Press release from the issuing company

(July 10, 2008) Europoint Display, a subsidiary of The Paper Company (PaperCo), has launched a range of initiatives to encourage high street retailers and supermarkets to print their signage, packaging and displays on more environmentally friendly substrates. The company has developed a boxed swatch of alternative, greener media, The EnviroBox, supported by the industry's first PC-based calculator to assess the overall environmental impact of substrates, and complementary environmental report. Europoint will use the materials to encourage debate among retailers, designers and printers regarding which substrates are most appropriate to help them lower their environmental impact. The initiative is in response to rising demand from blue chip companies for greener materials.

The company will present its EnviroBox to designers, corporate print buyers and printers to foster debate throughout the procurement and production chain.  Each EnviroBox contains a raft of products for banners, self-adhesives for windows, rigid sheets and films that are viable replacements for PVC-based products but are less harmful to the environment. It also contains new, less harmful versions of existing products, such as a foam PVC substrate that is made almost entirely from recycled polymer. Each EnviroBox will also include an environmental report, Plastics in the Environment, which has been produced by Europoint's Environmental Solutions Director, Vic Adie.

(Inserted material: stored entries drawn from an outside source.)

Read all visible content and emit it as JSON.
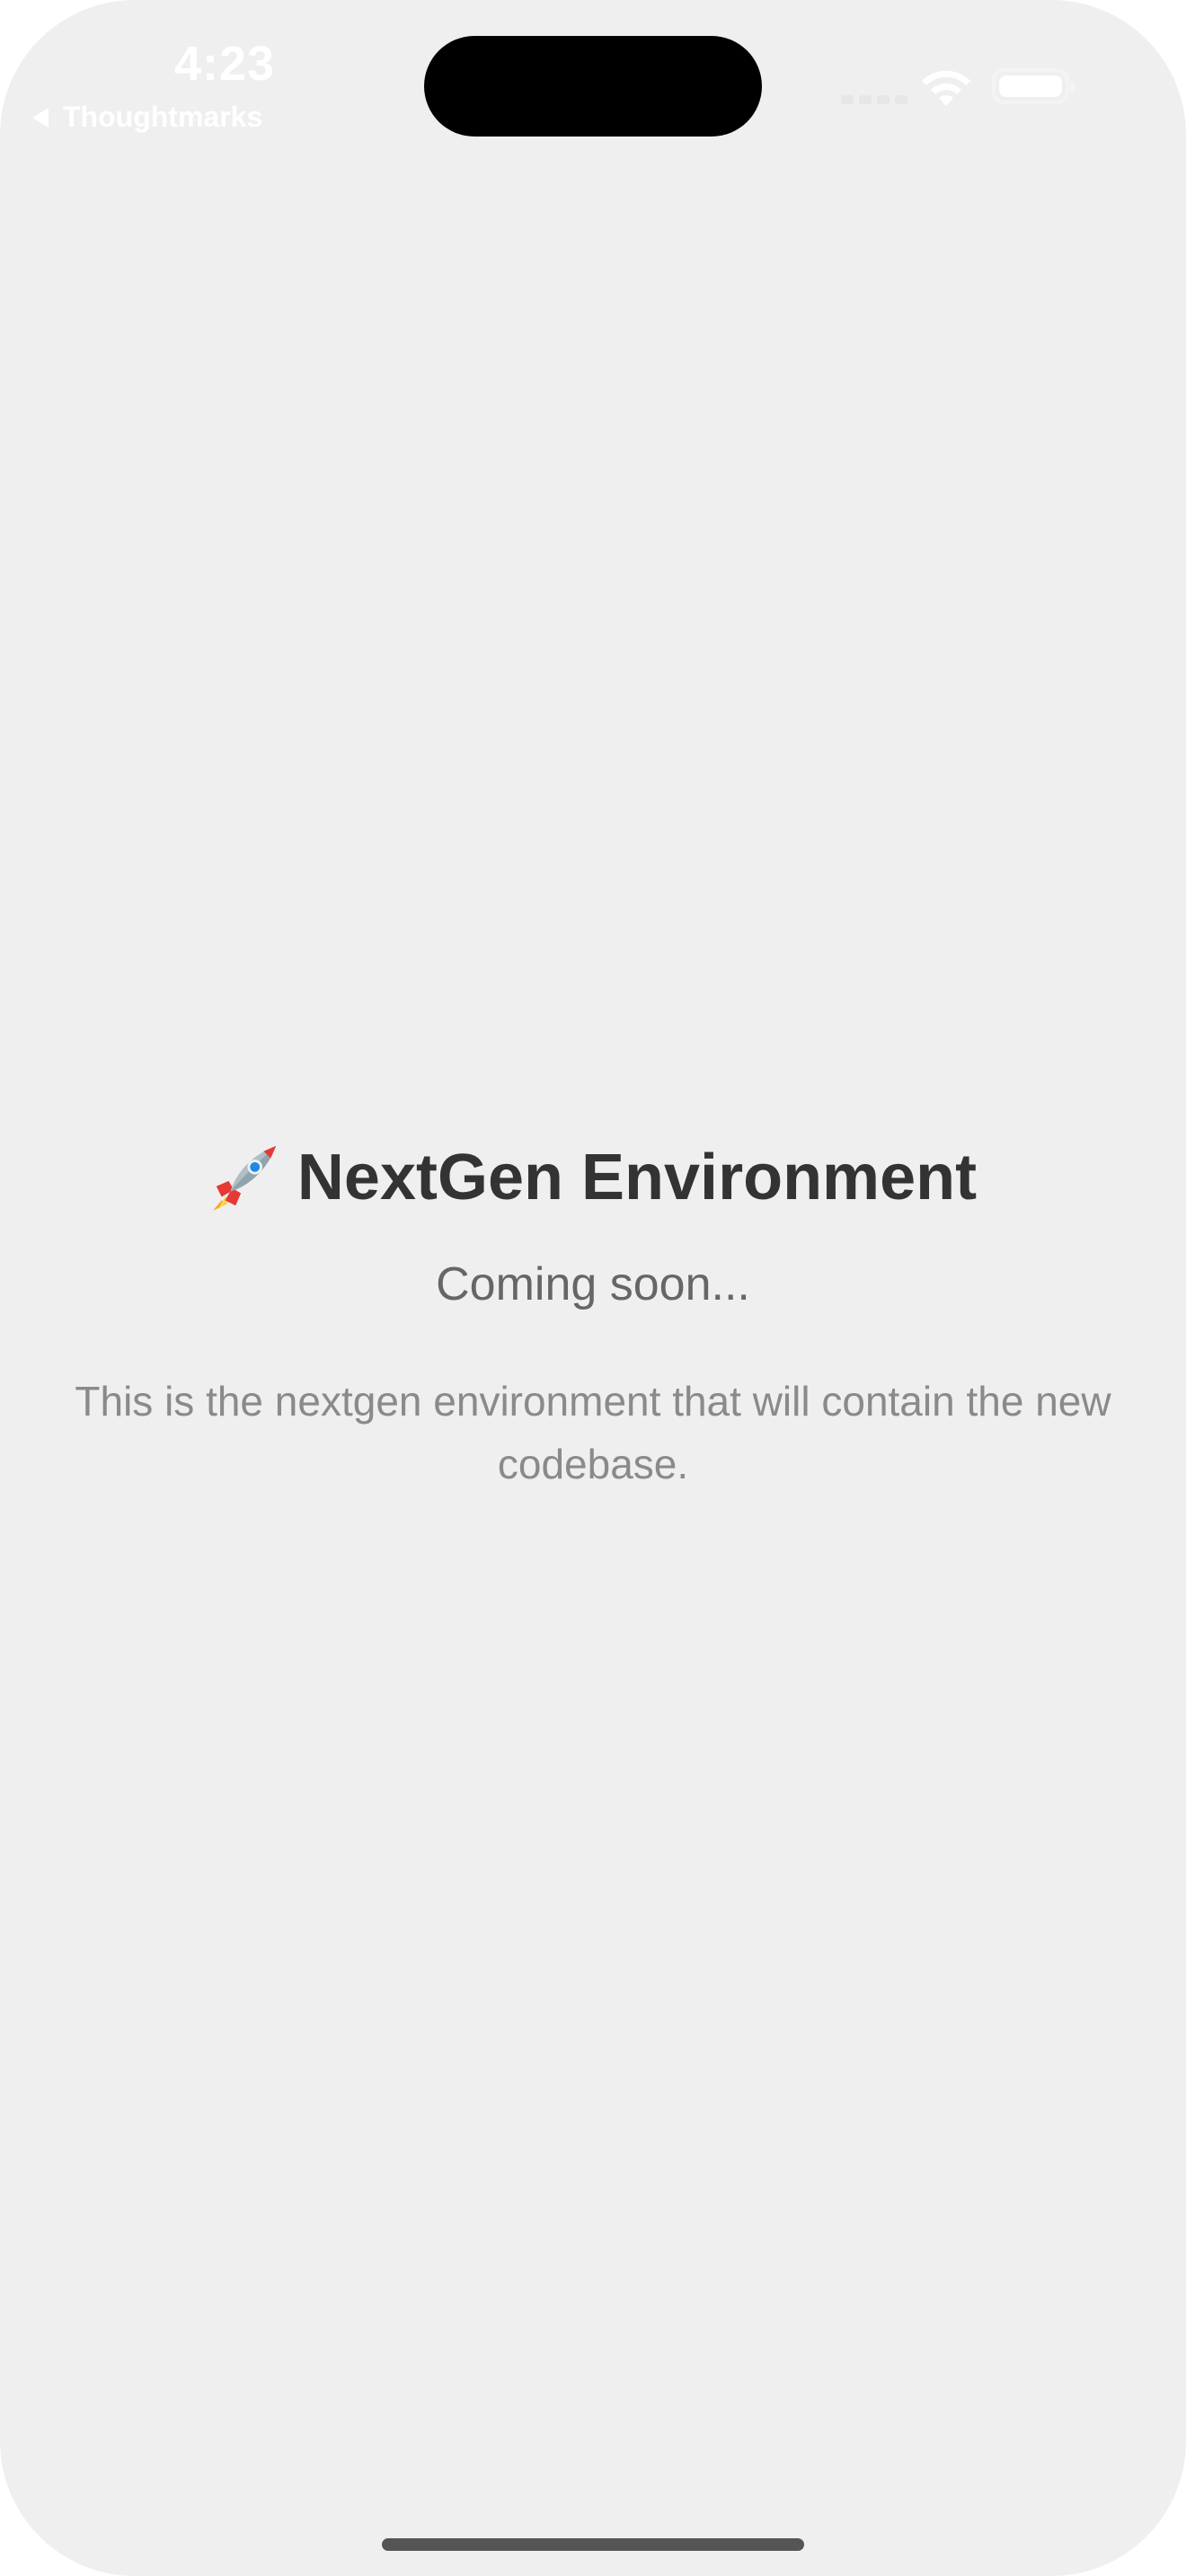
{
  "status_bar": {
    "time": "4:23",
    "back_app_label": "Thoughtmarks"
  },
  "main": {
    "title_icon": "rocket-icon",
    "title": "NextGen Environment",
    "subtitle": "Coming soon...",
    "description": "This is the nextgen environment that will contain the new codebase."
  },
  "colors": {
    "background": "#efefef",
    "title": "#333333",
    "subtitle": "#666666",
    "description": "#8a8a8a"
  }
}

Europoint's environmental impact calculator, based on a spreadsheet format, ranks materials on the impact that they have throughout their lifecycle (i.e. how much energy is needed to produce them, their biodegradability and recyclability) and gives users an overall rating for each one. The company believes that the calculator, the first of its kind, will help dispel much of the confusion surrounding the range of materials and help retailers identify suitable alternatives.

"This initiative follows online research that we undertook to assess the interest from high street retailers into less harmful signage and display products," said Adie. "We found that there's a huge demand from retailers who are keen to reduce their impact on the environment. However, there often seems to be confusion regarding relative environmental merits of new types of substrates available. For example, if a company wants to avoid contributing to landfill, which substrates are most appropriate? Or, if they want to minimise the amount of energy, and therefore carbon, needed to produce or recycle a particular material, which one should they choose? It's an incredibly complex area, which is why we want to encourage debate."

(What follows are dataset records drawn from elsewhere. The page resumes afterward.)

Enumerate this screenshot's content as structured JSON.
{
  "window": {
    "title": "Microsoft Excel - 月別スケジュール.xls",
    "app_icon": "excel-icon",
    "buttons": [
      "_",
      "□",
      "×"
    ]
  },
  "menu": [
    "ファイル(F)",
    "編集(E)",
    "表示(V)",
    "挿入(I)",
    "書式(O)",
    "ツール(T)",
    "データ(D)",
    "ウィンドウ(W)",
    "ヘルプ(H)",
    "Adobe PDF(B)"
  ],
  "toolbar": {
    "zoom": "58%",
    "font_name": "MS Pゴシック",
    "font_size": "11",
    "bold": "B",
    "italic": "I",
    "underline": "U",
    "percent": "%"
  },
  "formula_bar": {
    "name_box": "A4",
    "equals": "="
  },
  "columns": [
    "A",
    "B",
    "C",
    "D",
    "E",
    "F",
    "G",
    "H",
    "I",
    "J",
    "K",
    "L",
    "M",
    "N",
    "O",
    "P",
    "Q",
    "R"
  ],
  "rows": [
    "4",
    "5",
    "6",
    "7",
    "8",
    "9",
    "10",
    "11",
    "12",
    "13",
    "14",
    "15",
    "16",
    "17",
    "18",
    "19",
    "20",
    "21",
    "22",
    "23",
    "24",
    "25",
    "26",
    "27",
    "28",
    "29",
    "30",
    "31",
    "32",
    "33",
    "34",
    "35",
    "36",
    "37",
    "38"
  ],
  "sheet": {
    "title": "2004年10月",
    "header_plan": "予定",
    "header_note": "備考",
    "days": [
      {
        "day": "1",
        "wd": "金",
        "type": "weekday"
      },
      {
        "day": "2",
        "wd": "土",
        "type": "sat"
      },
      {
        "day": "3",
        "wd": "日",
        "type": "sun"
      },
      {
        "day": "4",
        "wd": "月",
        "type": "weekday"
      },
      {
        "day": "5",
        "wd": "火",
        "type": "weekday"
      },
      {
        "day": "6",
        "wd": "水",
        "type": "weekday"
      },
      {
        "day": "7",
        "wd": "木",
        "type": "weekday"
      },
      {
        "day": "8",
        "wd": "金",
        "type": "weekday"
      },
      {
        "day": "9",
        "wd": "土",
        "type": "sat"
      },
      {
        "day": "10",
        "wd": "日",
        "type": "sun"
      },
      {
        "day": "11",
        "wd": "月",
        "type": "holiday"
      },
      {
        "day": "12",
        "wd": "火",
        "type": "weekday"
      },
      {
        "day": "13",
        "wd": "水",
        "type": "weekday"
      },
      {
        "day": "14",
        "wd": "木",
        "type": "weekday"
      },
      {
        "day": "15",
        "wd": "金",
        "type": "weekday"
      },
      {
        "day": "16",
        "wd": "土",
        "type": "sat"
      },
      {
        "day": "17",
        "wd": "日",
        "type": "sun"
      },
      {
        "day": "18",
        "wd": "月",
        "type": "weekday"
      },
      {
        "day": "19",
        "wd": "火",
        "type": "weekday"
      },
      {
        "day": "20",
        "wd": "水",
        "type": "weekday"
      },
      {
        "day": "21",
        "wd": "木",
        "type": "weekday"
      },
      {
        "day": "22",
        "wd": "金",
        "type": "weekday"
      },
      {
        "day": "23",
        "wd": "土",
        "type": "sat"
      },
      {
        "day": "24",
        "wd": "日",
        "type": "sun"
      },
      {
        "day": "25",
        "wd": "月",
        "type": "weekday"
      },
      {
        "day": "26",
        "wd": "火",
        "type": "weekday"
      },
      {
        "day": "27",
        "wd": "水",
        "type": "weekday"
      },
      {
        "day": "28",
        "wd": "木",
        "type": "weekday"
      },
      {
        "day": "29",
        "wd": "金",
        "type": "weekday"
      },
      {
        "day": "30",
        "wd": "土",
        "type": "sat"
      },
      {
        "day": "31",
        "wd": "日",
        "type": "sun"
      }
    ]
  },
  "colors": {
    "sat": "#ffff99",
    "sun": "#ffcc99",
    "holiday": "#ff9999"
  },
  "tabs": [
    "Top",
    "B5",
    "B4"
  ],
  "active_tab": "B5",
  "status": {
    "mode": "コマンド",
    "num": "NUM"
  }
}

In the coming weeks, Europoint will meet a number of retailers, printers and creative agencies to introduce the EnviroBox, calculator and report, to help drive interest in the latest materials. The company, which is also currently developing a bespoke range of greener substrates for some of the UK's largest retail brands, will also use the meetings to research what kinds of substrates they want to see developed. It will then work with suppliers to develop the next generation of environmentally friendly substrates.

Adie added: "We are currently working on a project for one of the biggest names in retail, which, if successful, will replace 500 tonnes a year of a PVC-based product with a far more environmentally friendly one that does the same job. That's a huge difference to the environment. It also means that PaperCo will be at the forefront of substrate technology as retailers switch to less harmful plastic and then move away from plastics altogether. Sending materials to landfill is getting increasingly expensive, so apart from the environmental arguments there are sound business reasons driving this trend."